Hollywood Elsewhere friendo Phillip Noyce (Salt, Clear and Present Danger, The Quiet American) toured around Vietnam last month to promote a Vietnamese-language edition of Ingo Petzke‘s “Phillip Noyce — Backroads to Hollywood.” He and his family visited Ho Chi Minh City, Hanoi and several points in-between. And there’s economic health everywhere, he says. There’s a super-rich class (plus a middle-class and lower-class), thriving industries, friendly people, beautiful jungles and beaches. Delicious food, magnificent architecture. A nice place to visit.
Why exactly did 58,000 young Americans die over there between ’62 and ’75? To keep the Communists from landing on the shores of Santa Monica? I forget.
All I know is that reality-facing political insiders knew North Vietnam couldn’t be beaten early on, we all knew the war was a lost cause by early ’68, and we stayed for another seven years until the last chopper flew off the roof of the American embassy in Saigon in ’75. And for what? 58,000 Americans, mostly blue-collar guys, ate lead and shrapnel and rose up into the sky and became droplets of water in the great eternal fountain, and for what?

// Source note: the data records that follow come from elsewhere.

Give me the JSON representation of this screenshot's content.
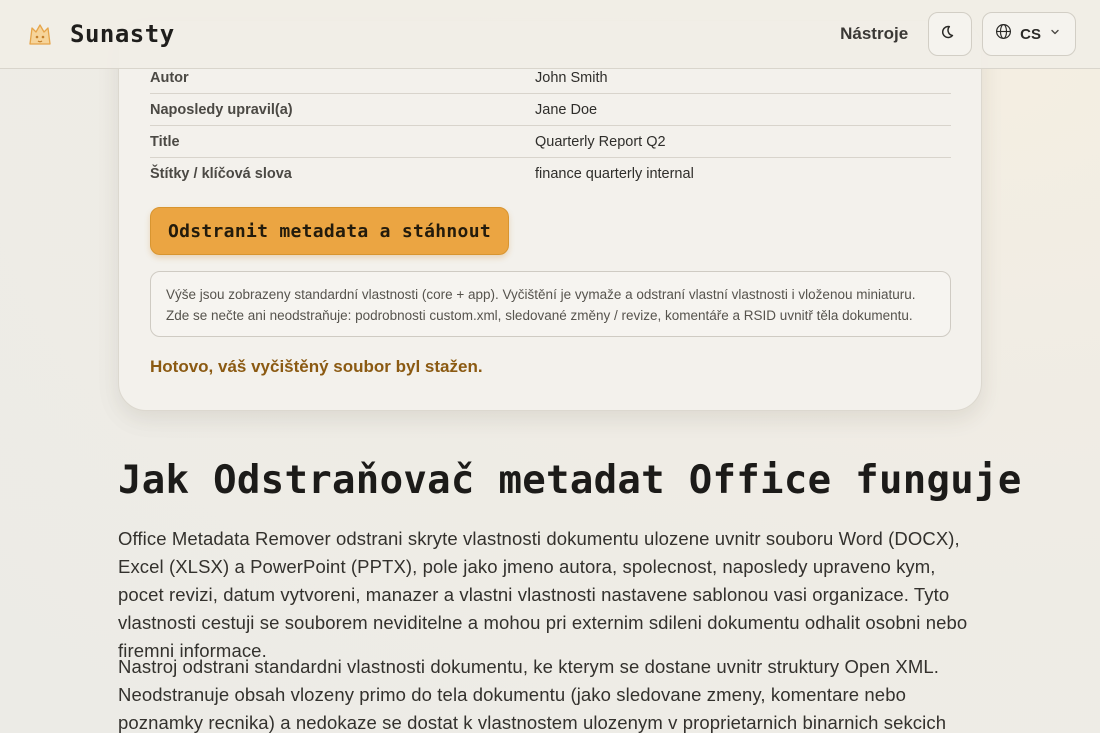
{
  "header": {
    "brand": "Sunasty",
    "nav_tools": "Nástroje",
    "lang_code": "CS"
  },
  "metadata": {
    "rows": [
      {
        "key": "Autor",
        "value": "John Smith"
      },
      {
        "key": "Naposledy upravil(a)",
        "value": "Jane Doe"
      },
      {
        "key": "Title",
        "value": "Quarterly Report Q2"
      },
      {
        "key": "Štítky / klíčová slova",
        "value": "finance quarterly internal"
      }
    ]
  },
  "action": {
    "label": "Odstranit metadata a stáhnout"
  },
  "note": {
    "text": "Výše jsou zobrazeny standardní vlastnosti (core + app). Vyčištění je vymaže a odstraní vlastní vlastnosti i vloženou miniaturu. Zde se nečte ani neodstraňuje: podrobnosti custom.xml, sledované změny / revize, komentáře a RSID uvnitř těla dokumentu."
  },
  "status": {
    "success": "Hotovo, váš vyčištěný soubor byl stažen."
  },
  "article": {
    "title": "Jak Odstraňovač metadat Office funguje",
    "p1": "Office Metadata Remover odstrani skryte vlastnosti dokumentu ulozene uvnitr souboru Word (DOCX), Excel (XLSX) a PowerPoint (PPTX), pole jako jmeno autora, spolecnost, naposledy upraveno kym, pocet revizi, datum vytvoreni, manazer a vlastni vlastnosti nastavene sablonou vasi organizace. Tyto vlastnosti cestuji se souborem neviditelne a mohou pri externim sdileni dokumentu odhalit osobni nebo firemni informace.",
    "p2": "Nastroj odstrani standardni vlastnosti dokumentu, ke kterym se dostane uvnitr struktury Open XML. Neodstranuje obsah vlozeny primo do tela dokumentu (jako sledovane zmeny, komentare nebo poznamky recnika) a nedokaze se dostat k vlastnostem ulozenym v proprietarnich binarnich sekcich nekterych starsich"
  },
  "colors": {
    "accent": "#eba542",
    "success_text": "#8b5a12",
    "background": "#efece5"
  }
}
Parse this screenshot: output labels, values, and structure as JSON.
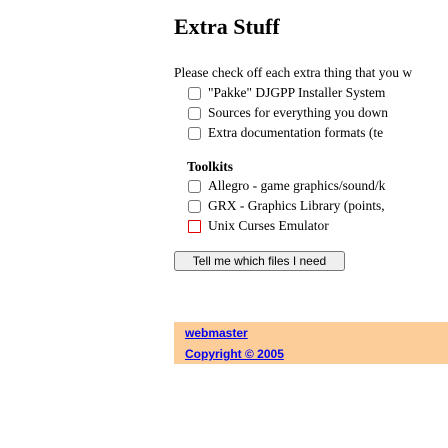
{
  "page": {
    "title": "Extra Stuff",
    "intro": "Please check off each extra thing that you w",
    "extras": [
      {
        "label": "\"Pakke\" DJGPP Installer System",
        "checked": false
      },
      {
        "label": "Sources for everything you down",
        "checked": false
      },
      {
        "label": "Extra documentation formats (te",
        "checked": false
      }
    ],
    "toolkits_heading": "Toolkits",
    "toolkits": [
      {
        "label": "Allegro - game graphics/sound/k",
        "checked": false
      },
      {
        "label": "GRX - Graphics Library (points,",
        "checked": false
      },
      {
        "label": "Unix Curses Emulator",
        "checked": false,
        "focused": true
      }
    ],
    "submit_label": "Tell me which files I need"
  },
  "footer": {
    "webmaster": "webmaster",
    "copyright": "Copyright © 2005",
    "background": "#fccc99"
  }
}
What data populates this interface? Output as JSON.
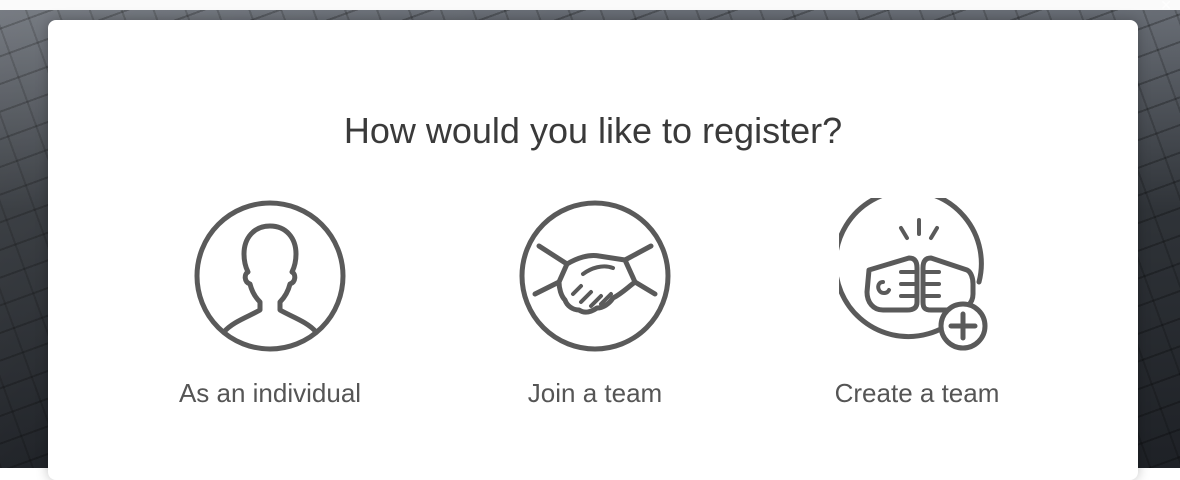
{
  "modal": {
    "title": "How would you like to register?",
    "options": [
      {
        "label": "As an individual",
        "icon": "person-silhouette-icon"
      },
      {
        "label": "Join a team",
        "icon": "handshake-icon"
      },
      {
        "label": "Create a team",
        "icon": "fist-bump-plus-icon"
      }
    ]
  },
  "colors": {
    "icon_stroke": "#5a5a5a",
    "title_text": "#3a3a3a",
    "label_text": "#555555",
    "modal_background": "#ffffff"
  }
}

Vietnam’s Wiki page says that poverty levels are now smaller than that of China, India, and the Philippines. According to a forecast in December 2005 by Goldman-Sachs, Vietnamese economy will become the 17th largest economy in the world in 2025, with a potential growth rate of almost 10% per annum in real dollar terms that could push it up to around 70% of the size of the UK economy by 2050. Vietnam is now the largest producer of cashew nuts with a one-third global share, the largest producer of black pepper accounting for one-third of the world’s market and second largest rice exporter in the world after Thailand. Other key exports are coffee, tea, rubber, and fishery products. There’s also a thriving tech industry.